StorieDì Storia La Battaglia della Meloria

08.12.2018

Passando per Ponte di Mezzo, nella straordinaria città di Pisa, e guardando l'Arno che scorre verso il mare, non si può fare a meno di notare la Torre della Cittadella. Fu costruita nel 1407, quando quel luogo non aveva certo l'importanza di due secoli prima, di quando gli arsenali repubblicani vedevano partire galee e naves di una Pisa ancora forte. Forza che venne meno lentamente nel XIV secolo, un declino che ebbe inizio in un preciso momento: nel 1284, data della Battaglia della Meloria. La Torre della Cittadella, detta anche Torre Guelfa, non esisteva ancora, ma ad essere protagonista di un momento fatidico che precedette la battaglia fu proprio quel ponte da cui oggi si può ammirare, Ponte di Mezzo.

Ponte di Mezzo, Pisa
Ponte di Mezzo, Pisa
Torre Guelfa, Pisa
Torre Guelfa, Pisa

Il 6 agosto del 1284, giorno di San Sisto, i pisani uscirono dal riparo di Porto Pisano e presero il mare per farsi incontro ai genovesi. Questi si erano spinti fin lì sotto la guida di Oberto Doria, cercando battaglia.

Lo scontro tra i due schieramenti, tra Pisa e Genova, andava avanti già da tempo. Nell'ultimo mese le due flotte si erano cercate a lungo. Ora Doria aveva finalmente il vantaggio numerico sperato, dopo essersi riunito alla squadra di trenta galee di Benedetto Zaccaria, e voleva porre fine a quella annosa diatriba. Si schierò di fronte a Porto Pisano, nei pressi delle secche della Meloria (da cui la battaglia ha poi preso il nome) già dal mattino. Contava su circa novanta legni, ma divise le sue forza, con la prima linea schierata a mezzaluna, mentre la squadra di trenta legni di Zaccaria fu tenuta più indietro con le vele ammainate e gli alberi abbattuti, per intervenire in un secondo momento.

Scogli della Meloria, con la Torre settecentesca in memoria dello scontro
Scogli della Meloria, con la Torre settecentesca in memoria dello scontro

Alcune fonti, principalmente gli Annales di Iacopo Doria (fratello di Oberto), insistono sulla divisione delle forze genovesi come segno di una volontà strategica di nascondere la loro reale entità e spingere i pisani a uscire in mare. Ciò è tuttavia difficilmente credibile: a detta del Musarra, a Pisa dovevano certamente conoscere la quantità di nemici cui stavano per pararsi contro.

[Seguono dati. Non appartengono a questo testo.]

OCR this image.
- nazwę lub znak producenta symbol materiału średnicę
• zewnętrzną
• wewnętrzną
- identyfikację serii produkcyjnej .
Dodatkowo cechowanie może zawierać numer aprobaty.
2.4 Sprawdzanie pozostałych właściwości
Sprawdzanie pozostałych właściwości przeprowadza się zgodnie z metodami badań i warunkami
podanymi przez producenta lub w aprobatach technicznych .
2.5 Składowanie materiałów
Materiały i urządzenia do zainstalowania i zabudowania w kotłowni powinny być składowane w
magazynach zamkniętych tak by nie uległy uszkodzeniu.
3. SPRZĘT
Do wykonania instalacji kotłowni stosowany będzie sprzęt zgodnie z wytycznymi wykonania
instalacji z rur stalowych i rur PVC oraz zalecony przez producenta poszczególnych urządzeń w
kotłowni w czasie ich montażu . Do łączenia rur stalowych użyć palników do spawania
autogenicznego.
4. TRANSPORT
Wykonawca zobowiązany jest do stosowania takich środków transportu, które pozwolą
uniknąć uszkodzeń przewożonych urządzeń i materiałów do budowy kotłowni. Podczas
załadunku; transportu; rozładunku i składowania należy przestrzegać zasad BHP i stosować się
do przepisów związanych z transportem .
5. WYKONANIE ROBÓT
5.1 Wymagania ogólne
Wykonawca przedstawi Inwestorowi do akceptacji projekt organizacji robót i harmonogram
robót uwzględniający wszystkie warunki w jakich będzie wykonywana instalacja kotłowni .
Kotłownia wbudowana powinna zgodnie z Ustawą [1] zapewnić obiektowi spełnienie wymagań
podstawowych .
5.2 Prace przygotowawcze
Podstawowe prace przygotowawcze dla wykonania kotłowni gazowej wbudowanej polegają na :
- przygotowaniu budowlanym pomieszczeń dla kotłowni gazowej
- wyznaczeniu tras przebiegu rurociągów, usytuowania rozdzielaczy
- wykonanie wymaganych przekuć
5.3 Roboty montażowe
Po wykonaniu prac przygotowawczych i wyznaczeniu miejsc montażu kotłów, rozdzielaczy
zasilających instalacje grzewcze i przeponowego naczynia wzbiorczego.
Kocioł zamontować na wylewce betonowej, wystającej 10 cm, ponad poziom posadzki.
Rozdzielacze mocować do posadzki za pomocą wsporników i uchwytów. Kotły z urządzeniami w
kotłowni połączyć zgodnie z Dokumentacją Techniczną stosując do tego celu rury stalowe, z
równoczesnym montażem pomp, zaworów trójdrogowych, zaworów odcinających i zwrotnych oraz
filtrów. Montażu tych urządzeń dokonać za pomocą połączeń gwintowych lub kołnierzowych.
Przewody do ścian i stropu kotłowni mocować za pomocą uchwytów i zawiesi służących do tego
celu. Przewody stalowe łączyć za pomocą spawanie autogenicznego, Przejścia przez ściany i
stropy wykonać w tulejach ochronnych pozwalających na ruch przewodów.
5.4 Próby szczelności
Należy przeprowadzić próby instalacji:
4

Non a caso la flotta genovese fu avvistata già il giorno precedente all'avvicinamento, quando lo stratagemma non era ancora stato messo in atto.

Dunque cosa spinse i pisani, consci dei numeri sfavorevoli, a scendere in battaglia? Forse il timore di un lungo e dannoso blocco del Porto, forse una eccessiva fiducia nel supporto delle sue difese e delle torri. Fatto sta che il podestà, Alberto Morosini, dopo lunghi dibattiti decise di prendere il mare con le sue galee, una settantina, e di combattere.

E a questo punto della vicenda, secondo Giovanni Villani (Nova Cronica, VIII, XCII), accadde un fatto eccezionale: dopo la benedizione delle galee e l'affissione dello stendardo (o degli stendardi, infatti il templare di tiro riporta che vi erano due galee portastendardo), mentre questo veniva innalzato presso Ponte di Mezzo, dal pastorale dell'arcivescovo caddero la croce ed il globo, evento letto come infausto. Altre fonti riportano l'evento (es. Anonimo Pisano) ma lo antepongono di un mese, alla partenza precedente il lungo ed infruttuoso inseguimento. Ipotesi, quest'ultima, forse più plausibile.

I pisani comunque si schierarono, anch'essi, a mezza luna di fronte al nemico. Dopo una lunga attesa, si diede il via allo scontro.

Cerchiamo ora di immaginare i legni in avvicinamento che incominciano a scagliarsi contro insulti, frecce, quadrelle e persino calce. Si sentono cozzare, i remi si spezzano ed i rostri sfondano e letteralmente disintegrano il legno degli scafi. Si sentono le urla ed il fracasso degli equipaggi che dopo gli arrembaggi furiosamente si scontrano.

La guerra in mare del XIII secolo non aveva nulla da invidiare alla sua controparte sulla terraferma, anzi il terrore dell'annegamento e gli spazi ristretti che presto si riempivano di lamenti, dei corpi dei morti e dei feriti stesi su di un ponte reso scivoloso dall'acqua e dal sangue la rendevano forse anche più brutale.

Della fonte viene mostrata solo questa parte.